É uma triste sensação quando nos vemos no papel daquela pessoa que diz “antigamente é que era”. A indústria dos jogos é relativamente jovem (ênfase em “relativamente”), mas o paradigma mudou por completo na última década e meia. Se nos anos 80 e 90 jogar era para duros (leia-se geeks e nerds), na era da Xbox 360, PS3 e Wii o passatempo penetrou as tendências mainstream. Não me estou a queixar, note-se, o crescimento foi bom para a indústria; não vou ser hipster e dizer que eu já jogava “quando não era cool”, e que agora não é a mesma coisa. Mas a verdade é que não é.
Hyper Light Drifter chegou ao PC e Mac (que é o mesmo que dizer só PC; quem é que joga em Mac, sinceramente?) e, a julgar por algumas reacções nos fóruns do Steam e um pouco por toda a Internet, o nível de dificuldade apanhou uma boa fatia de jogadores de surpresa. Não tardaram as comparações com a série Souls, para muitos, uma clara influência. Ora, Alex Preston, cabeça da Heart Machine, nunca escondeu as fontes de inspiração para Hyper Light Drifter e os jogos da From Software não constam da lista, talvez por não terem sido lançados antes de 1996, como The Legend of Zelda: A Link to the Past e Diablo.
Do lado dos profissionais, John Walker do Rock, Paper, Shotgun (site que sigo e tenho em boa conta), publicou um artigo queixando-se da dificuldade do primeiro boss: “Um jogo que estava a adorar é agora um jogo que não consigo jogar sequer, tudo por causa de um boss incrivelmente difícil”. É compreensível, eu senti esta frustração com The Witcher 2: Assassins of Kings e conheço o sentimento. Contudo, nunca fui da opinião que “não faz sentido que estes confrontos não sejam opcionais”, como Walker.
Enquanto jogador, assumo que é possível ultrapassar qualquer obstáculo de um jogo com treino, inteligência e esforço.
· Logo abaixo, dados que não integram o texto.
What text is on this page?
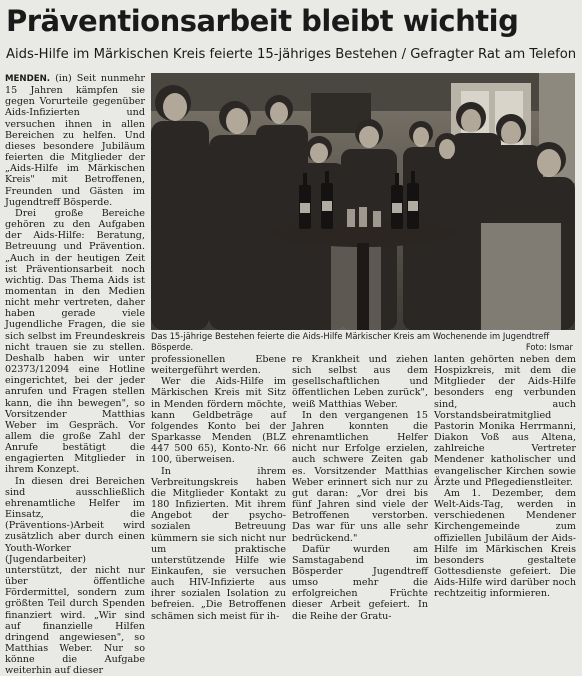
Präventionsarbeit bleibt wichtig
Aids-Hilfe im Märkischen Kreis feierte 15-jähriges Bestehen / Gefragter Rat am Telefon

MENDEN. (in) Seit nunmehr 15 Jahren kämpfen sie gegen Vorurteile gegenüber Aids-Infizierten und versuchen ihnen in allen Bereichen zu helfen. Und dieses besondere Jubiläum feierten die Mitglieder der „Aids-Hilfe im Märkischen Kreis" mit Betroffenen, Freunden und Gästen im Jugendtreff Bösperde.

Drei große Bereiche gehören zu den Aufgaben der Aids-Hilfe: Beratung, Betreuung und Prävention. „Auch in der heutigen Zeit ist Präventionsarbeit noch wichtig. Das Thema Aids ist momentan in den Medien nicht mehr vertreten, daher haben gerade viele Jugendliche Fragen, die sie sich selbst im Freundeskreis nicht trauen sie zu stellen. Deshalb haben wir unter 02373/12094 eine Hotline eingerichtet, bei der jeder anrufen und Fragen stellen kann, die ihn bewegen", so Vorsitzender Matthias Weber im Gespräch. Vor allem die große Zahl der Anrufe bestätigt die engagierten Mitglieder in ihrem Konzept.

In diesen drei Bereichen sind ausschließlich ehrenamtliche Helfer im Einsatz, die (Präventions-)Arbeit wird zusätzlich aber durch einen Youth-Worker (Jugendarbeiter) unterstützt, der nicht nur über öffentliche Fördermittel, sondern zum größten Teil durch Spenden finanziert wird. „Wir sind auf finanzielle Hilfen dringend angewiesen", so Matthias Weber. Nur so könne die Aufgabe weiterhin auf dieser

Das 15-jährige Bestehen feierte die Aids-Hilfe Märkischer Kreis am Wochenende im Jugendtreff Bösperde.	Foto: Ismar

professionellen Ebene weitergeführt werden.

Wer die Aids-Hilfe im Märkischen Kreis mit Sitz in Menden fördern möchte, kann Geldbeträge auf folgendes Konto bei der Sparkasse Menden (BLZ 447 500 65), Konto-Nr. 66 100, überweisen.

In ihrem Verbreitungskreis haben die Mitglieder Kontakt zu 180 Infizierten. Mit ihrem Angebot der psycho-sozialen Betreuung kümmern sie sich nicht nur um praktische unterstützende Hilfe wie Einkaufen, sie versuchen auch HIV-Infizierte aus ihrer sozialen Isolation zu befreien. „Die Betroffenen schämen sich meist für ih-

re Krankheit und ziehen sich selbst aus dem gesellschaftlichen und öffentlichen Leben zurück", weiß Matthias Weber.

In den vergangenen 15 Jahren konnten die ehrenamtlichen Helfer nicht nur Erfolge erzielen, auch schwere Zeiten gab es. Vorsitzender Matthias Weber erinnert sich nur zu gut daran: „Vor drei bis fünf Jahren sind viele der Betroffenen verstorben. Das war für uns alle sehr bedrückend."

Dafür wurden am Samstagabend im Bösperder Jugendtreff umso mehr die erfolgreichen Früchte dieser Arbeit gefeiert. In die Reihe der Gratu-

lanten gehörten neben dem Hospizkreis, mit dem die Mitglieder der Aids-Hilfe besonders eng verbunden sind, auch Vorstandsbeiratmitglied Pastorin Monika Herrmanni, Diakon Voß aus Altena, zahlreiche Vertreter Mendener katholischer und evangelischer Kirchen sowie Ärzte und Pflegedienstleiter.

Am 1. Dezember, dem Welt-Aids-Tag, werden in verschiedenen Mendener Kirchengemeinde zum offiziellen Jubiläum der Aids-Hilfe im Märkischen Kreis besonders gestaltete Gottesdienste gefeiert. Die Aids-Hilfe wird darüber noch rechtzeitig informieren.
Quando não consigo superá-lo, ponho-o de lado e dou-me por vencido. Não falo de casos em que o problema é de design (TMNT de 1989), mas de jogos feitos para serem desafiantes. Não sou o típico jogador de nível Hard ou Very Hard, mas a verdade é que os jogos deixaram de nos desafiar, preferindo entreter-nos durante umas horas e contar uma história. À excepção da série Souls, dizem. Acontece que a série Souls não inventou a roda, redescobriu-a.
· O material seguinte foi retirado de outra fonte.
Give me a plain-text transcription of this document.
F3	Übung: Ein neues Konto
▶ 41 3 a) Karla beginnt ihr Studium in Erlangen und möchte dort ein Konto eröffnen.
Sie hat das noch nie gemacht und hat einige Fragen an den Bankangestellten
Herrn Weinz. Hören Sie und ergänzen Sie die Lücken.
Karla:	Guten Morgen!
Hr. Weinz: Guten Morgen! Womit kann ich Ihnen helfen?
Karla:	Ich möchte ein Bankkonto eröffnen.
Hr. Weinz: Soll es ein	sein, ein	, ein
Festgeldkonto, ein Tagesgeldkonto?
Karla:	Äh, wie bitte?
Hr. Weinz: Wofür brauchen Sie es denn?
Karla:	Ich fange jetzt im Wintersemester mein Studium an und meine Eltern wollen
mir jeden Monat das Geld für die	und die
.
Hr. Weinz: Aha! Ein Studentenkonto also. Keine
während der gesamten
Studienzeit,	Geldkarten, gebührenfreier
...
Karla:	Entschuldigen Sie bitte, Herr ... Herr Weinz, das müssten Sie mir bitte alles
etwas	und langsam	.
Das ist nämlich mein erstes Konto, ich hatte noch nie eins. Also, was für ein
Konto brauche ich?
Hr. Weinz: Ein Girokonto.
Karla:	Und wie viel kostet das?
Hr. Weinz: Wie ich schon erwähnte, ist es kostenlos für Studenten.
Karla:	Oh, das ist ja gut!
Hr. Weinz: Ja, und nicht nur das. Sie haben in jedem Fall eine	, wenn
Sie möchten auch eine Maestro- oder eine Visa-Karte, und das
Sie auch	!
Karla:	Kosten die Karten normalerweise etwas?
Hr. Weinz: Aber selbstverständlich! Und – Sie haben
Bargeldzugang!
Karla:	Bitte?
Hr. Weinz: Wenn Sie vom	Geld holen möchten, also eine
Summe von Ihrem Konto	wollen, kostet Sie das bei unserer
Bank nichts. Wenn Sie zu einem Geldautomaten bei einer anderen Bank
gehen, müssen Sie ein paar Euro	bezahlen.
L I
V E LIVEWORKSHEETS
Talvez aqui esteja o melhor exemplo para a questão em mãos. As nossas referências enquanto jogadores foram actualizadas sem darmos conta e em vez de A Link to the Past (91), Shinobi (87) e Diablo (96), os exemplos são contemporâneas. Os jogos sempre foram difíceis, até deixarem de o ser. E não acho que não devam ser fáceis, que os gamers devam ser uma raça de gente socialmente inepta, com óculos remendados com fita-cola e acne na cara; mas também não acho que os jogos devam ter a opção de ignorar bosses difíceis só porque há jogadores que gostavam muito de chegar ao fim da história e não querem estar a morrer trinta vezes às mãos (asas?) de um pássaro de roupão e cajado.
O facto é que antigamente os jogos terminavam com frases como “Congratulations” e “You win“. Hoje terminam só com os créditos. Não faz sentido congratular um jogador que chegou ao fim a ser ajudado a cada passo. Neste mundo do politicamente correcto e da inclusão, até nos Paraolímpicos só leva medalha quem ganha. Crescemos enquanto indústria e temos jogos e experiências de várias formas e feitios – de Pac-Man a Journey a Forza a CS: GO a World of Warcraft e tantos outros -, mas nem todos os jogos são para toda a gente.

Hyper Light Drifter tem os seus defeitos (deixemo-los para a análise), mas ser demasiado difícil não é um deles. Ser demasiado difícil não é sequer um defeito por si só, apenas poderá querer dizer que não é para todos os jogadores. O que não pode acontecer é criticar-se um jogo, mesmo num artigo de opinião, por não permitir ignorar confrontos com bosses só porque não os conseguimos vencer. “No meu tempo” não havia cá dessas mariquices! E eu costumo jogar tudo em Normal, com raras excepções em que se exige um desafio mais apurado *cofcofUnchartedcofcof*. Quem quiser um Walking Simulator tem muito por onde escolher. Só não é Hyper Light Drifter.